Dispersal of native species from the regional pool can recover invaded communities to a pre-invaded state by supplementing declining populations or providing resistant species. However, dispersal may also exacerbate the negative effects of an invader. Introduced species can open or create new niche space, which could facilitate the establishment of competitors or predators that previously could not succeed in the uninvaded local community. To investigate the interaction between dispersal and invasion by a non-native consumer, we conducted a field mesocosm experiment that introduced zebra mussels into native zooplankton communities. Regional zooplankton were collected and added to both invaded and uninvaded communities. In uninvaded communities, zooplankton dispersal reduced cladoceran diversity by ∼40%, rotifer abundance by ∼65% and copepod nauplii abundance by ∼80%. In invaded communities, dispersal increased cladoceran diversity by ∼60%, but also further exacerbated the negative effects of zebra mussels on rotifer abundance. This experiment illustrates the potential for dispersal to both positively and negatively affect local communities, and how these effects may change with disturbance and the taxa or community metric of study.
We conducted a field mesocosm experiment at the Queen's University Biology Station (QUBS, 44.5788°N, –76.3804°W) in Ontario, Canada, from 9 May 2012 to 23 Aug 2012. We employed a 2 × 2 factorial design to observe zooplankton community response to (i) zebra mussel invasion, and (ii) dispersal of regional zooplankton. On 9–10 May, 378 L cattle tanks (134 × 78 × 63 cm) were filled with 350 L of Lake Opinicon (see Supplementary data, Table SI) water filtered through a 50 µm mesh to remove zooplankton while allowing most phytoplankton taxa to pass through. Tanks were then randomly assigned (to ensure that treatments were spatially interspersed) to zebra mussel (Uninvaded/Invaded) and dispersal (No dispersal/Dispersal) treatments.
Each mesocosm was stocked with an ambient density of zooplankton collected from Warner Lake (uninvaded, Supplementary data, Table SI) on 24 May, with 70% of the zooplankton collected from the pelagic zone and 30% from the littoral region.
Zebra mussels were collected from Lake Opinicon on 20–21 May. Mussels were transferred to fibreglass aquarium tanks and sorted into large (>20 mm), medium (10–20 mm) and small (<10 mm) size classes. Treatment densities were standardized such that each mussel treatment comprised 35% small, 60% medium and 5% large mussels. Invaded treatments received a mussel density of 1.0 mussels L−1, chosen as a volumetric approximation of a natural, high-density mussel invasion (Mellina et al., 1995). In the aquarium, mussels were supplied with a constant flow of Lake Opinicon water while they attached to cylindrical, plastic mesh supports 8 cm high and 20 cm in diameter weighed down with a 13 cm2 ceramic tile. Supports were used to raise the mussels above the bottom of the tanks and provide an easy attachment surface. Zebra mussels were left to acclimatize for 10 days then transferred to the mesocosms on 31 May; supports without zebra mussels were also added to the Uninvaded treatments. A diaphragm pump (51 L min−1 at 10.3 kPa, JEHM Co., Lambertville, NJ, USA) was used to provide mild aeration (via a 5.1 cm airstone) to each mesocosm for the duration of the experiment. Mussel mortality was checked every 3 days during the experiment by raising supports in both Invaded and Uninvaded treatments to the water surface. Dead mussels in the Invaded treatment were collected and replaced with live mussels of the same size class from a stock that was maintained in the aquarium. Mortality per week remained low for the first 9 weeks of the experiment (<10%), and increased to ∼10–15% in the final weeks, with no differences in mortality between treatments (Supplementary data, Fig. S1).
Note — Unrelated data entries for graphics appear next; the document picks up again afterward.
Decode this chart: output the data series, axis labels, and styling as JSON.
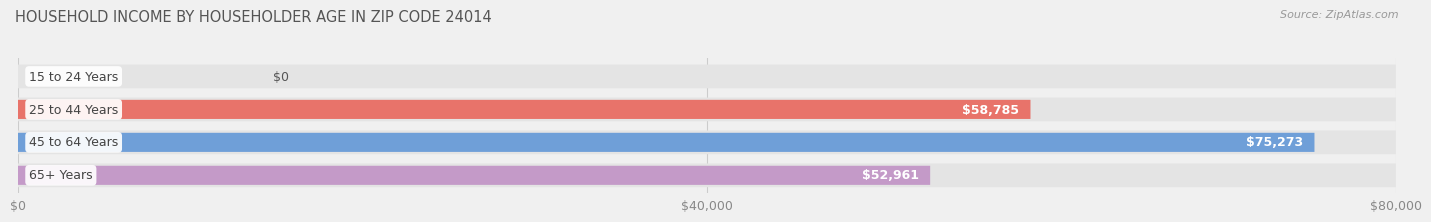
{
  "title": "HOUSEHOLD INCOME BY HOUSEHOLDER AGE IN ZIP CODE 24014",
  "source": "Source: ZipAtlas.com",
  "categories": [
    "15 to 24 Years",
    "25 to 44 Years",
    "45 to 64 Years",
    "65+ Years"
  ],
  "values": [
    0,
    58785,
    75273,
    52961
  ],
  "bar_colors": [
    "#f5c98a",
    "#e8736a",
    "#6f9fd8",
    "#c49ac8"
  ],
  "background_color": "#f0f0f0",
  "bar_background_color": "#e4e4e4",
  "xmax": 80000,
  "xticks": [
    0,
    40000,
    80000
  ],
  "xtick_labels": [
    "$0",
    "$40,000",
    "$80,000"
  ],
  "value_labels": [
    "$0",
    "$58,785",
    "$75,273",
    "$52,961"
  ],
  "title_fontsize": 10.5,
  "source_fontsize": 8,
  "tick_fontsize": 9,
  "bar_label_fontsize": 9,
  "category_fontsize": 9
}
Zooplankton dispersers were first collected and added on 7 June, then again every 2 weeks until conclusion of the experiment. Volume of dispersers collected was based on an amount equal to 2% of the volume of all mesocosms. Zooplankton dispersers were collected with a 50 µm, 15 cm diameter closing net from the deepest point (within the epilimnion but below the first meter) in six uninvaded lakes (Buck, Elbow, Lindsay, Long, Round and Upper Rock; Supplementary data, Table SI) located <30 km from Warner Lake. Zooplankton were pooled and split using a Folsom plankton splitter, which produced 32 equal subsamples. Twenty were randomly chosen, of which 10 were added to the Dispersal treatments and the remaining 10 were first heat-killed in a microwave then added to the No dispersal treatments.
Two additions of 0.147 µM KH2PO4, and two additions of 2.941 μM NaNO3 combined with 4.674 µM NH4Cl (Fisher Scientific, Pittsburgh, PA, USA), were added to all tanks on 16 June and 1 August to account for nutrient losses to periphyton on tank walls.